Dublin as an the Main Economic Hub

It’s a huge problem and it’s my biggest concern at the moment economically. It’s worrying me; Cork is meant to be a city that can hold people, but that’s not happening. The government is only playing lip service. The last Fine Gael government was a very Dublin-centric government, with lots of ministers from Dublin, and they just didn’t get the rest of the country. For example, the Cork-Limerick motorway; they should do that. We should be linking Cork, Limerick, Galway and Waterford on the other side of the country. This should be a pole counteracting the Dublin pole. Cork, Limerick and Galway need to work together more and not see each other as rivals.
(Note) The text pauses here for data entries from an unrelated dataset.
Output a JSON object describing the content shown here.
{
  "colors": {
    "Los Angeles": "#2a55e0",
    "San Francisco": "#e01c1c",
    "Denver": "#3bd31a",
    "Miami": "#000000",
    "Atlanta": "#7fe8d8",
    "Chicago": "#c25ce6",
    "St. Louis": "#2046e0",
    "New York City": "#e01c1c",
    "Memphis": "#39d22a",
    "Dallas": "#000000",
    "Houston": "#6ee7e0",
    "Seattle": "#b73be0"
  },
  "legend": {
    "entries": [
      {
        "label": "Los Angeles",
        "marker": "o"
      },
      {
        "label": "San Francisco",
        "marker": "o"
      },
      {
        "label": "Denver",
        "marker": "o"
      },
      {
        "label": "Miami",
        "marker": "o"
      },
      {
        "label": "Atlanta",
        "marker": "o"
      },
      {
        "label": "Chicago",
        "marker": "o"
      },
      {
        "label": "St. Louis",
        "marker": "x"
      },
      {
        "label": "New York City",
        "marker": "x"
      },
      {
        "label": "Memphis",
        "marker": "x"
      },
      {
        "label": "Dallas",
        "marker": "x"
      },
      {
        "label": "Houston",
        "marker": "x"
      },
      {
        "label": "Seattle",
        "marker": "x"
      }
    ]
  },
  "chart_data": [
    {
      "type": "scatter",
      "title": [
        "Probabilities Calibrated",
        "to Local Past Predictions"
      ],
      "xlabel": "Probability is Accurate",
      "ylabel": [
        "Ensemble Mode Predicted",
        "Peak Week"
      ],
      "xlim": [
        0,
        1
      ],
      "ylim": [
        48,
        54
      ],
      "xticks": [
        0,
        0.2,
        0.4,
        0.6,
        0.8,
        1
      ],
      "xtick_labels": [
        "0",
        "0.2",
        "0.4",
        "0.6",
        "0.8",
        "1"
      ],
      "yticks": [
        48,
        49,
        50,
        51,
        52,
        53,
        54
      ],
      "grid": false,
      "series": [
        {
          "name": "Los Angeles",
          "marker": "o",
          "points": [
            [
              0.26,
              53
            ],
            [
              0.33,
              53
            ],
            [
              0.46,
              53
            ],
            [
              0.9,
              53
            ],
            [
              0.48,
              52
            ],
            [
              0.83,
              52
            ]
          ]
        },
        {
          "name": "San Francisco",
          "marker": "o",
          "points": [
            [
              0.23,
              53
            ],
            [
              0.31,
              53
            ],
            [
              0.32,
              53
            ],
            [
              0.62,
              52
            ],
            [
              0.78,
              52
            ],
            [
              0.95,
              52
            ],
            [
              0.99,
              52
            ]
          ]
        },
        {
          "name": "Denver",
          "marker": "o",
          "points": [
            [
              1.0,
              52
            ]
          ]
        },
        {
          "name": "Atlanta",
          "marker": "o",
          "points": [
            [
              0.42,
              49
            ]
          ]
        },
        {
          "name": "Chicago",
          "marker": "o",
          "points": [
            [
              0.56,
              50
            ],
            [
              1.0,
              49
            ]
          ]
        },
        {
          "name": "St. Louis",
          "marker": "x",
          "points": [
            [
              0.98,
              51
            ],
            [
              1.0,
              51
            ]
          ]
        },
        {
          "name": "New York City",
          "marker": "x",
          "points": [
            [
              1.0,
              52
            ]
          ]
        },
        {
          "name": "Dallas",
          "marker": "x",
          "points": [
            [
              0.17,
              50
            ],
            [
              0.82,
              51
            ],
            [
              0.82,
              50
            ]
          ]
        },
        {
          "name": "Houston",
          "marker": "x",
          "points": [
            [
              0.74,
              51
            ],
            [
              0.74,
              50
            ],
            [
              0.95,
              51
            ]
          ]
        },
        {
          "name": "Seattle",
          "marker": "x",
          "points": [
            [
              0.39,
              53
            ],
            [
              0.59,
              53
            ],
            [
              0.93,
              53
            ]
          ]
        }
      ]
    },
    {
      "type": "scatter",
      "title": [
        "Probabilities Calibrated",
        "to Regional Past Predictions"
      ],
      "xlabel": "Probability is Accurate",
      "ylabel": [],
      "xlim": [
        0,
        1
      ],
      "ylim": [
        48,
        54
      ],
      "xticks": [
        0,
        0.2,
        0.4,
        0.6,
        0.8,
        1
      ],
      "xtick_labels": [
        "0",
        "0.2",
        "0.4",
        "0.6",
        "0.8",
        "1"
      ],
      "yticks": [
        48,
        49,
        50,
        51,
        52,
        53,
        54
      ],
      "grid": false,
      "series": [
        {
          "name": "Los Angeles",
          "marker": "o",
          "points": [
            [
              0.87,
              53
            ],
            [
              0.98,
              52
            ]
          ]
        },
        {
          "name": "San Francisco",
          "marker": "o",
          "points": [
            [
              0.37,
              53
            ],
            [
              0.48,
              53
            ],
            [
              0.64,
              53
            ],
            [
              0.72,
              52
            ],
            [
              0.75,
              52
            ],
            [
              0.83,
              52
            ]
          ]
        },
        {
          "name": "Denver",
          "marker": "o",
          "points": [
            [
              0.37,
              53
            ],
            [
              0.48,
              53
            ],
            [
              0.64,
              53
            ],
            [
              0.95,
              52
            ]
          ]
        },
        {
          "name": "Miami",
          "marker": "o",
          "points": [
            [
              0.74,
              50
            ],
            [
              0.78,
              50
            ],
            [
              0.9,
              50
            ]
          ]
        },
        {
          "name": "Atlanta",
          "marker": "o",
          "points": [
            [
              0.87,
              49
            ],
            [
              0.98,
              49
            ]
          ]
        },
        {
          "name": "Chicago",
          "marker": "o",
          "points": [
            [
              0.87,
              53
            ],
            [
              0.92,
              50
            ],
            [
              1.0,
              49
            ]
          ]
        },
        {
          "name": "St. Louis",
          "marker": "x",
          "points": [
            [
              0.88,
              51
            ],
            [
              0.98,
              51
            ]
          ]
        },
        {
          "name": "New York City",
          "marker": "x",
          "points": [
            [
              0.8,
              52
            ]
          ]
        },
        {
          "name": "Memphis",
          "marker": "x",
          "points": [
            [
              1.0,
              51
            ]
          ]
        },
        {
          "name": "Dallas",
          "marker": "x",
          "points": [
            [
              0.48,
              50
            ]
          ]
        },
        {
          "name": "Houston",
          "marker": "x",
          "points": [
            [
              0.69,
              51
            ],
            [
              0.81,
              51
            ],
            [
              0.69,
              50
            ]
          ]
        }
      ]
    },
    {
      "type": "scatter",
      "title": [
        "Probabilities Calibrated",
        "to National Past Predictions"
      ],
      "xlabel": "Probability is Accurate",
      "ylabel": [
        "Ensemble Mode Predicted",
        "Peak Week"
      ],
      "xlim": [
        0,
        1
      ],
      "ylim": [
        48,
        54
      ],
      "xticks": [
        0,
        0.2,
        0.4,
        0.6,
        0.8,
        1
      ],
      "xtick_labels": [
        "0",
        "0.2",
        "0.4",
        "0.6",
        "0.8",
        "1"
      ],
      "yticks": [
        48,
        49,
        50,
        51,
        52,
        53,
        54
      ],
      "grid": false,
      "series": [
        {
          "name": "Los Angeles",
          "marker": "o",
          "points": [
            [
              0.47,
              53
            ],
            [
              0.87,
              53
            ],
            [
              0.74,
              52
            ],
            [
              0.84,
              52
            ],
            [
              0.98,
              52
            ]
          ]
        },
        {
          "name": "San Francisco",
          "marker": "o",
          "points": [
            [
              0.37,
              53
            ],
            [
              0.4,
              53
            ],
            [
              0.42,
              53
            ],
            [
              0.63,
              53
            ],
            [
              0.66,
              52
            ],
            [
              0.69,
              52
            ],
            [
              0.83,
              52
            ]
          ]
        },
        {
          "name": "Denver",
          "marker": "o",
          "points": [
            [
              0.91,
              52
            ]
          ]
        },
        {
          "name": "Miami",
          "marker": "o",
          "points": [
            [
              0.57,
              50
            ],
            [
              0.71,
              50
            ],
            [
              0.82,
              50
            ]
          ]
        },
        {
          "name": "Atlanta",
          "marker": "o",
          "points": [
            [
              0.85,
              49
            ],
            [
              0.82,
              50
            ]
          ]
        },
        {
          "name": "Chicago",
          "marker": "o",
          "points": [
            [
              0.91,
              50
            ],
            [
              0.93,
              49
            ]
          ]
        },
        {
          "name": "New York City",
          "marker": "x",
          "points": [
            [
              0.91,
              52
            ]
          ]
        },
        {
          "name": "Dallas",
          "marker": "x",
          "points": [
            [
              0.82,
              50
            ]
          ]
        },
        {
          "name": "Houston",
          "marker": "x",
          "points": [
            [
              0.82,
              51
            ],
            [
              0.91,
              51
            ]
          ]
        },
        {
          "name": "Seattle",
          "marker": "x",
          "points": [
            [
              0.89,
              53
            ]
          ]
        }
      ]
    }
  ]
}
The Taoiseach’s State Visit to the US

I agree with the Taoiseach’s annual visit to the US. Donald Trump, whether you agree with his policies or not, has been democratically elected as the President of the United States. We have huge long-term historic relationships with America. We have important economic links, cultural links, we have up to 50,000 undocumented. We want to maintain bilateral pathways for young people to go to America in the future. We have a lot to argue for; I mean you take the economic relationship, which is huge and some people say ‘ah forget the economics,’ but you can’t, it’s bread and butter for people in this country.

The Housing Crisis

I’ve just come from a clinic this morning, it’s getting worse – the families that are coming into us saying landlords are saying that they have got to get out. These are people with three children, for example. That to me is a huge social scandal. I’ve never seen it so bad in all my life in politics.